At the start of 2016, the financial markets went into a frenzy when China’s Shanghai Stock Index plunged 7% in one day. The stock markets in Europe, Asia and the United States quickly followed suit with steep declines. In the following days, while traders focused on China’s financial markets, economists were looking at the underlying problem – China’s slowing economy. When the Chinese government suspended trading, two critical economic indicators came to light that revealed that China’s economy may be slowing faster than most economists had thought: the decline in China’s manufacturing sector appeared to be accelerating, and the continued devaluation of its currency was an indication that there was no end in sight to the economic decline.
China’s economy has been slowing for some time. Its double-digit, credit-fueled, investment-driven economic growth could only be sustained for so long. The consumption-fueled economic growth China was counting on never materialized. The only question became whether China’s economic crash would be a soft or hard landing. The other issue, over which economists argue, is the extent to which China’s economic downfall would affect the global economy. Would the world feel a gentle ripple, or would it be engulfed in a giant tidal wave?
Lower Oil Prices
Depressed oil prices, which are affecting the economies of Russia, the OPEC countries and the U.S., are a result of oversupply. China’s falling demand for oil has greatly contributed to that oversupply. The economies of countries that have depended on China’s unquenchable thirst for oil are contracting with no immediate sign of relief.
Falling Commodity Prices
Oil is a commodity, but it is just one of many that are losing value as a result of falling demand. China is the world’s largest consumer of iron ore, lead, steel, copper and many other investment commodities. A slowdown in China’s economic growth has reduced its demand for all commodities, which has hurt commodity-exporting countries, such as Australia, Brazil, Peru, Indonesia and South Africa – all major exporters to China. The ensuing sharp decline in commodity prices threatens the global economy with deflationary pressures.
Reduction in Trade
China may not be the world’s economic engine, but it may very well be its trade engine. In 2014, China became the world’s leading trade nation, accounting for 10% of global trade. Its demand for imports has fallen nearly 15% in the first half of 2015. Countries that are dependent on trade with China will feel the impact on falling demand, which will spill over to countries that are not dependent on trade with China.

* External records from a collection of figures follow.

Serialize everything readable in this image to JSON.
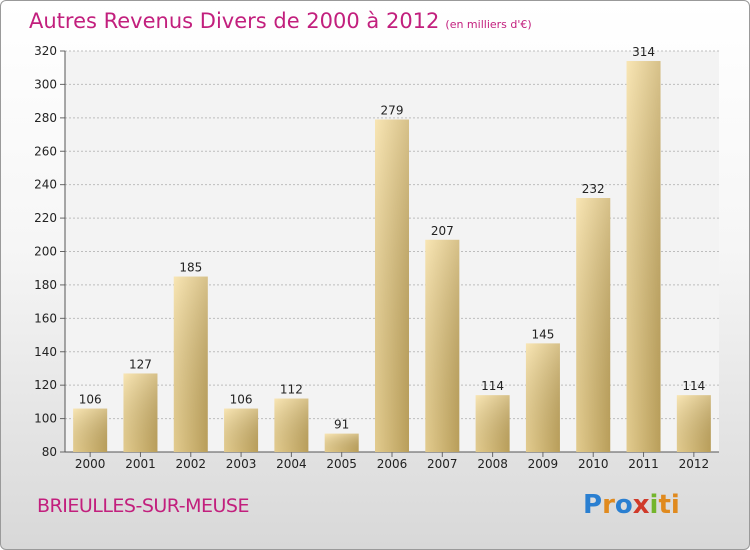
{
  "title": "Autres Revenus Divers de 2000 à 2012",
  "subtitle": "(en milliers d'€)",
  "commune": "BRIEULLES-SUR-MEUSE",
  "logo": {
    "p1": "P",
    "p2": "r",
    "p3": "o",
    "p4": "x",
    "p5": "i",
    "p6": "ti"
  },
  "colors": {
    "title": "#c21f7d",
    "bar_light": "#f6dd9b",
    "bar_dark": "#c9ac62"
  },
  "chart_data": {
    "type": "bar",
    "categories": [
      "2000",
      "2001",
      "2002",
      "2003",
      "2004",
      "2005",
      "2006",
      "2007",
      "2008",
      "2009",
      "2010",
      "2011",
      "2012"
    ],
    "values": [
      106,
      127,
      185,
      106,
      112,
      91,
      279,
      207,
      114,
      145,
      232,
      314,
      114
    ],
    "ylim": [
      80,
      320
    ],
    "yticks": [
      80,
      100,
      120,
      140,
      160,
      180,
      200,
      220,
      240,
      260,
      280,
      300,
      320
    ],
    "grid": true
  }
}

The Corporate Domino Effect
Even for countries for which trade with China is a small blip on their gross national products (GDPs), the domino effect of falling demand will hit individual companies that have direct or indirect exposure to China. Some companies that sell products in China, such as Apple and Microsoft, are more directly exposed.
Other companies are indirectly exposed, but with a potentially severe impact. For example, John Deere sells farm equipment to countries in South America that have relied heavily on agricultural exports to China. When China’s demand for imports decreases, the demand for farm equipment will decrease. This will impact John Deere’s profits, which will ultimately impact the U.S. economy.
What to Expect
The wild gyrations of China’s stock markets should not be a concern. They have never been a good indicator of the state of the Chinese economy, and less than 1.5% of Chinese stocks are held by foreign investors.
Economists are more concerned with the weakening underpinnings of an economy built largely on the credit market and government investment. Without intervention by Chinese consumers to fuel the economy, there can’t be sustainable growth.
The larger concern is the possibility of a faltering Chinese economy leading to a loss of confidence in the global markets. If confidence disappears, it could lead to a global financial crisis that would dwarf the one in 2008. Many economists believe China will be able to implement some policies and controls that will stabilize the economy enough to stop its decline and continue to build a consumer-driven foundation for future growth.